Pour Sophie Guerlin, en hommage amical

   Le texte des évangiles est déjà un acte d’interprétation de la première communauté chrétienne. Une multitude de témoignages divers nous a été transmise, sur la vie et les paroles de Jésus à la lumière de l’événement pascal. Alors que tous les fondamentalistes ont la nostalgie d’une Parole originaire, d’un livre chimiquement pur sorti tout droit de la bouche même de Dieu, nous devons prendre au sérieux l’épaisseur d’un récit lentement élaboré, avec ses hésitations, ses divergences, voire ses contradictions, en fonction même des intérêts de l’Eglise primitive. Au fondement de la religion chrétienne, il n’y a pas seulement un texte, mais l’instinct d’une communauté croyante et interprétante sous l’action de l’Esprit-Saint. Le chrétien reçoit cette tradition interprétative comme Parole de Dieu. C’est là précisément que la conception chrétienne de la révélation se sépare d’une conception musulmane qui considère le texte originaire comme la pure transcription de la Parole de Dieu dictée au Prophète Mahomet. C’est pourquoi, en dehors des ipsissima verba de Jésus, l’islam estime que l’ensemble des textes du Nouveau Testament constitue une falsification de la révélation.

Jésus n’a pas écrit et l’Évangile ne met donc pas au défi toute traduction. Jésus de Nazareth n’a pas même dicté ses révélations à des compagnons ou des disciples, comme l’a fait le prophète Mohammed. C’est pourquoi, à l’exception de quelques rares paroles, nous n’avons pas le recueil des dits de Jésus. C’est la version grecque des évangiles qui nous transmet son enseignement et qui raconte ce que Jésus a fait en passant au milieu des hommes. C’est donc la vocation même des textes fondateurs chrétiens d’être traduits. C’est à chacun que l’Esprit de la Pentecôte donne d’être traducteur. Il est très important que l’unité de l’expression de la foi assume l’originalité de chacune des langues humaines. On retient toujours de l’épisode de la tour de Babel le châtiment divin de la confusion des langues. Mais, en fait, ce que Dieu conteste, c’est le projet d’une langue unique symbolisée sous la forme d’une tour unique. En passant par la démythologisation des mythes bibliques on en vient à découvrir que la signification de la vérité reste impossible à dire d’un simple point de vue scientifique ou philosophique, et plus encore une vérité impossible à transmettre « sans le secours, le détour du symbole et du mythe » disait Paul Ricœur. 

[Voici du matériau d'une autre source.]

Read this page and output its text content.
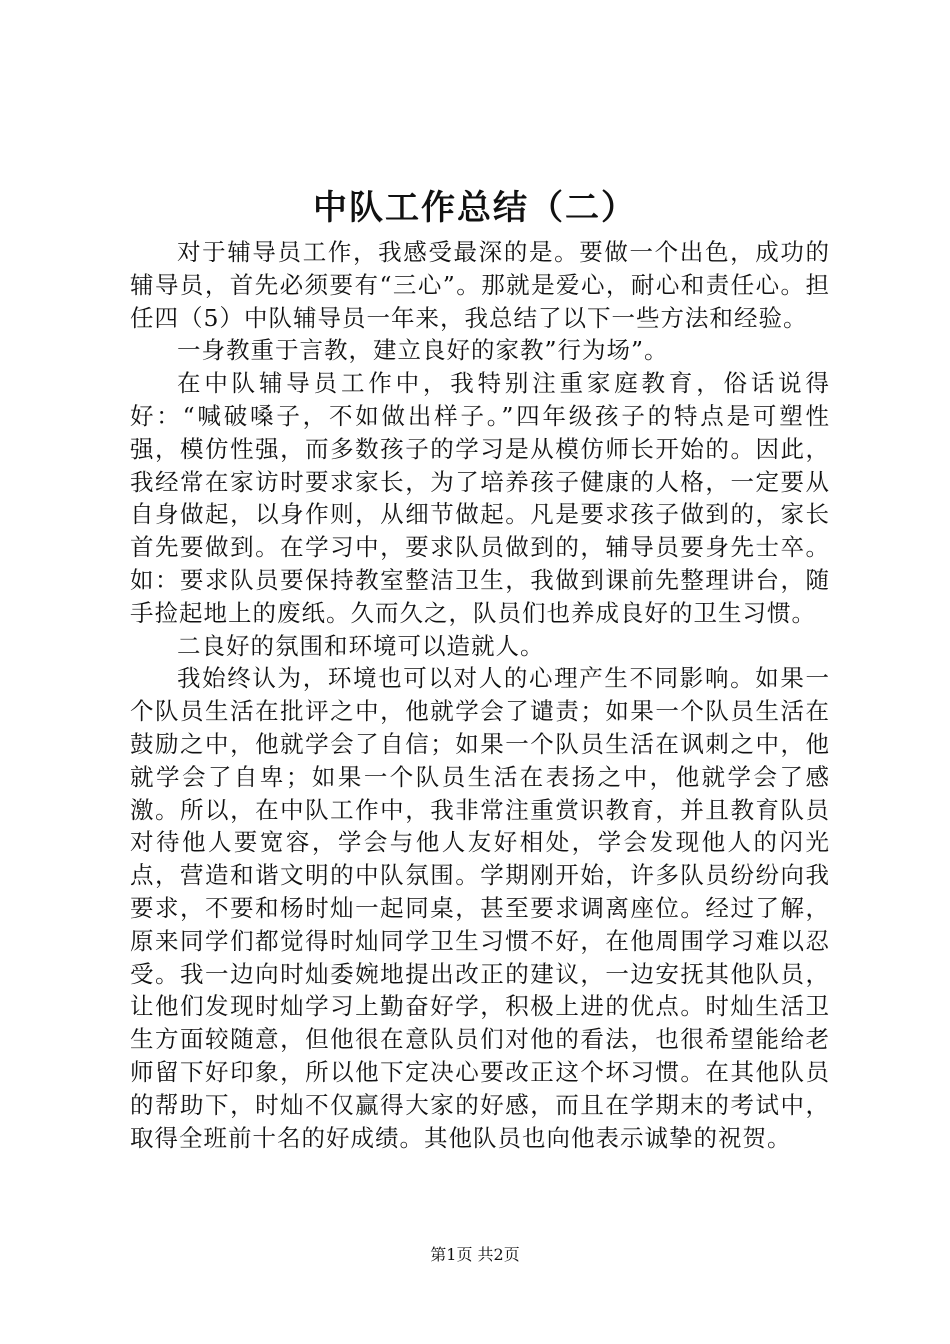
中队工作总结（二）

对于辅导员工作，我感受最深的是。要做一个出色，成功的辅导员，首先必须要有“三心”。那就是爱心，耐心和责任心。担任四（5）中队辅导员一年来，我总结了以下一些方法和经验。

一身教重于言教，建立良好的家教”行为场”。

在中队辅导员工作中，我特别注重家庭教育，俗话说得好：“喊破嗓子，不如做出样子。”四年级孩子的特点是可塑性强，模仿性强，而多数孩子的学习是从模仿师长开始的。因此，我经常在家访时要求家长，为了培养孩子健康的人格，一定要从自身做起，以身作则，从细节做起。凡是要求孩子做到的，家长首先要做到。在学习中，要求队员做到的，辅导员要身先士卒。如：要求队员要保持教室整洁卫生，我做到课前先整理讲台，随手捡起地上的废纸。久而久之，队员们也养成良好的卫生习惯。

二良好的氛围和环境可以造就人。

我始终认为，环境也可以对人的心理产生不同影响。如果一个队员生活在批评之中，他就学会了谴责；如果一个队员生活在鼓励之中，他就学会了自信；如果一个队员生活在讽刺之中，他就学会了自卑；如果一个队员生活在表扬之中，他就学会了感激。所以，在中队工作中，我非常注重赏识教育，并且教育队员对待他人要宽容，学会与他人友好相处，学会发现他人的闪光点，营造和谐文明的中队氛围。学期刚开始，许多队员纷纷向我要求，不要和杨时灿一起同桌，甚至要求调离座位。经过了解，原来同学们都觉得时灿同学卫生习惯不好，在他周围学习难以忍受。我一边向时灿委婉地提出改正的建议，一边安抚其他队员，让他们发现时灿学习上勤奋好学，积极上进的优点。时灿生活卫生方面较随意，但他很在意队员们对他的看法，也很希望能给老师留下好印象，所以他下定决心要改正这个坏习惯。在其他队员的帮助下，时灿不仅赢得大家的好感，而且在学期末的考试中，取得全班前十名的好成绩。其他队员也向他表示诚挚的祝贺。

第1页 共2页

Or la nostalgie permanente de tous les fondamentalismes, à l’intérieur du christianisme comme de l’islam, c’est de remplacer la Tour par un Livre dont le moindre trait serait l’achèvement d’une œuvre immédiate de Dieu. Le Dieu créateur de la Bible bénit au contraire la multiplicité. Et qui dit traduction dans toutes les langues de l’humanité dit nécessairement interprétation.